Traditionelle Militärstrategien und Hauptauftragnehmer im Verteidigungssektor, die stark in zentralisierte und teure Hardware investiert haben, sind nach Ansicht des Studierenden-Trios nicht in der Lage, in einer neuen Ära des Konflikts zu gewinnen. Die us-amerikanischen IT-Tüftler sind überzeugt, das traditionelle Militärstrategien überholt seien, wie sie Aviation Week gegenüber äußern: „Eine Tomahawk-Rakete kostet zwei Millionen Dollar, was unserer Meinung nach ein wenig lächerlich ist – es ist ein Metallrohr mit etwas Dünger hinten“, sagt Schoeller. „Eines davon jedes Mal in die Luft zu jagen, wenn man eine Mission erfüllen will, halten wir in Zukunft nicht für realisierbar, wenn man einen Gegner hat, der wirtschaftlich mindestens so mächtig ist wie man selbst.“

Das Theseus-Team geht davon aus, dass eine kleine Drohne, damit sie ihren Standort nahezu überall erkennen kann, keine gigantische Datenbank mit Satellitenbildern mitführen und verarbeiten muss, um die Merkmale wiederholt mit der Kameraansicht des UAV abzugleichen. Stattdessen kann es mithilfe eines Deep-Learning-Modells namens „Large Vision Transformer“ auf die Beziehungen zwischen bestimmten GPS-Koordinaten und lokalen Geländemerkmalen trainiert werden. Die Drohne bekommen einen intuitiven Eindruck von der Erdoberfläche, was die ursprünglichen Satellitenbilder nicht leisten könnten.

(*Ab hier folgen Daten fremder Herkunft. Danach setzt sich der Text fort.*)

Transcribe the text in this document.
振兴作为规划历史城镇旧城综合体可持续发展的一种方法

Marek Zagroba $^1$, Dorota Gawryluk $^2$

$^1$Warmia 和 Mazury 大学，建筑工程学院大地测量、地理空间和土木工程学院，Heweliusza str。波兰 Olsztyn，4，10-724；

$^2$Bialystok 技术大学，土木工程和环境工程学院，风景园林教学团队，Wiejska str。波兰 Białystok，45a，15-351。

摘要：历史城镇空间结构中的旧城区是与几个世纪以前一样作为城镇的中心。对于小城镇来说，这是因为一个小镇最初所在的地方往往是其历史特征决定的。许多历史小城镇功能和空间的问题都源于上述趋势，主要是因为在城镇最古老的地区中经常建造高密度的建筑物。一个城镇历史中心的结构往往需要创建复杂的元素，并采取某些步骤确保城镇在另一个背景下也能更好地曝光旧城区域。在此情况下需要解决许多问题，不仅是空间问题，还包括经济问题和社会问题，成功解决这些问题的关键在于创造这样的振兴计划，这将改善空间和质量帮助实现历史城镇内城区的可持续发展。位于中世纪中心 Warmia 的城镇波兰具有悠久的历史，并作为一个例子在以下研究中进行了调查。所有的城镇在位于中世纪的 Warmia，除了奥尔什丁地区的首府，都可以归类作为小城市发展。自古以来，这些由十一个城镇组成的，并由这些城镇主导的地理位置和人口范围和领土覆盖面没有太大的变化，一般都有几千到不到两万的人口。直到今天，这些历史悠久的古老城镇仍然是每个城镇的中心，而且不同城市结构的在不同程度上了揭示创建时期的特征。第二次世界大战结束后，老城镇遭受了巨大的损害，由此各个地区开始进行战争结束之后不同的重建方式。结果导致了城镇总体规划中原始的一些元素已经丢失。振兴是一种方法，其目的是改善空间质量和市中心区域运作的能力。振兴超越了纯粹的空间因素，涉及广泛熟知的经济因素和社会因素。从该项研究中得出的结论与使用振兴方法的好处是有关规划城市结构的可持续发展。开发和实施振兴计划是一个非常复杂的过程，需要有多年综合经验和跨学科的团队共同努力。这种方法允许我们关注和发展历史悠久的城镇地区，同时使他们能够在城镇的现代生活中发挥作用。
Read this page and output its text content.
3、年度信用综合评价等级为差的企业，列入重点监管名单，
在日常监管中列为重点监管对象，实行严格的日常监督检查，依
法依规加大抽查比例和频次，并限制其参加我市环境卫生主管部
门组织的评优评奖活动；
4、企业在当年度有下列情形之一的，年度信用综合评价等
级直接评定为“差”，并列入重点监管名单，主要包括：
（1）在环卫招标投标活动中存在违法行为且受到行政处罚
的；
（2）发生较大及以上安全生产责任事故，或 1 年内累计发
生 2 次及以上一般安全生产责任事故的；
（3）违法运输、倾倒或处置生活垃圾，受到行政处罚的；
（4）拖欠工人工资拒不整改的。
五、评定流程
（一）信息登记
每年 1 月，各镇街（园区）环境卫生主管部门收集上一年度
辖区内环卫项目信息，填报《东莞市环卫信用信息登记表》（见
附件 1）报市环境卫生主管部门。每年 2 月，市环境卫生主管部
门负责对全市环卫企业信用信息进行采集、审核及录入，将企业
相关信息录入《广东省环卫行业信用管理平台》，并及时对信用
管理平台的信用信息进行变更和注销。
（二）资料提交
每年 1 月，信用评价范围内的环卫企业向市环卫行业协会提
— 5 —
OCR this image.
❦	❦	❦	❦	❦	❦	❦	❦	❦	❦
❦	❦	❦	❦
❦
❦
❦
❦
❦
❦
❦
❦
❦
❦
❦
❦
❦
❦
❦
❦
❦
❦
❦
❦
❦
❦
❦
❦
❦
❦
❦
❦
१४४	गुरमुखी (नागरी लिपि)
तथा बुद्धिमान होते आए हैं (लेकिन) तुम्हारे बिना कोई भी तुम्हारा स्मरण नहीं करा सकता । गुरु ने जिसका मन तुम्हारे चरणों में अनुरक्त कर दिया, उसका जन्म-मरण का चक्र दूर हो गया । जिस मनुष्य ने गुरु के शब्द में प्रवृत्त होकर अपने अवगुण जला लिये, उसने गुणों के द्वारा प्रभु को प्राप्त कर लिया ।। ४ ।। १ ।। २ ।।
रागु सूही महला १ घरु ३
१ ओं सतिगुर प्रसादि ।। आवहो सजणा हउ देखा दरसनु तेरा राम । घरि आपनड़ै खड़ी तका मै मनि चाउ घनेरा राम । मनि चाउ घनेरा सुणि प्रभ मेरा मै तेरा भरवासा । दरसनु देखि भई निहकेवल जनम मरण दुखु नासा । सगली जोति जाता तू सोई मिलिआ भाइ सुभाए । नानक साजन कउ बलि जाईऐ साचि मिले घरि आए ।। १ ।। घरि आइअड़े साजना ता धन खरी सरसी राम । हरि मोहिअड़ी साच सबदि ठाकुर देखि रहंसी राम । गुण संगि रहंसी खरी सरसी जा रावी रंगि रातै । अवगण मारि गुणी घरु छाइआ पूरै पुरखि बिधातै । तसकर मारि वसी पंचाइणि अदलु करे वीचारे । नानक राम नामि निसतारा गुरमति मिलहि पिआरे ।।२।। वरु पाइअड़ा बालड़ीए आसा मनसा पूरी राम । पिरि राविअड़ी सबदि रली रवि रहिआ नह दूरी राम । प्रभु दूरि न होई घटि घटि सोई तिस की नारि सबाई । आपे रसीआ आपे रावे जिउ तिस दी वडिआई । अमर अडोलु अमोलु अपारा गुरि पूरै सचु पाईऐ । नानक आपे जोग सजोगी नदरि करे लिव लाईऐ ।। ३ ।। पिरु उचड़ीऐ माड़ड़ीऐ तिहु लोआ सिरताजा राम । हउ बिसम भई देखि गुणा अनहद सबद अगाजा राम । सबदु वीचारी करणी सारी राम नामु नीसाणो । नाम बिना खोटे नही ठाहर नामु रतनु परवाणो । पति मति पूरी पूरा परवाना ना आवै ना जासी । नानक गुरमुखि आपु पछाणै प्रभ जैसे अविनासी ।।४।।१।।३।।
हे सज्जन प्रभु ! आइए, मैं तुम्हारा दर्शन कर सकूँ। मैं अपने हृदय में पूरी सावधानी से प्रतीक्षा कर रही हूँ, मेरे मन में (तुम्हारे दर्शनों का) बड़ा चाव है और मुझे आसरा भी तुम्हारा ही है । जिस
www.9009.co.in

Die Drohne mit Erinnerungen: Wenn sie einmal Italien gesehen hat, erkennt sie Italien wieder

Künstliche Intelligenz soll das ermöglichen; die Drohne agiert sozusagen autonom anhand gespeicherten und verarbeiteten Wissens, ist also unabhängig von externer Steuerung und letztendlich taub gegenüber externer Beeinflussung. Das Trio arbeite an einer Navigationspräzision, die in 95 Prozent der Fälle innerhalb eines Radius‘ von fünf Metern bliebe, erklärt gegenüber Aviation Week das Teammitglied Sacha Levy, Doktorand in Informatik an der Yale University. Levy: „Das System muss keine Koordinaten abgleichen. Es weiß einfach, wo es ist. Wenn Sie in Italien waren, können Sie Italien auch erkennen, wenn sie es wiedersehen.“

Für beide Kontrahenten im Ukraine-Krieg wird die Drohnen-Abwehr zum Unterfangen mit vielen Unbekannten – und reicht längst bis in die elektronischen Schaltungen hinein – Drohnen-Abwehr heißt zunächst: die Kleinstflieger sichtbar zu machen. Für das Auge oder das Radar. Weil die aktuellen Drohnen zu einem großen Teil mit Teilen aus dem Baumarkt flögen, seien sie gegenüber Störungen über Funk sehr sensibel, sagt Abwehr-Spezialist Steve Wright gegenüber Newsweek. Laut Fortune Business Insights wird der weltweite Markt für militärische Drohnen von aktuell 13,3 Milliarden Euro auf 33,4 Milliarden Euro im Jahr 2030 wachsen. Und die Ukraine ist die Labor-Situation für die Ingenieure der künftigen militärischen Konflikte.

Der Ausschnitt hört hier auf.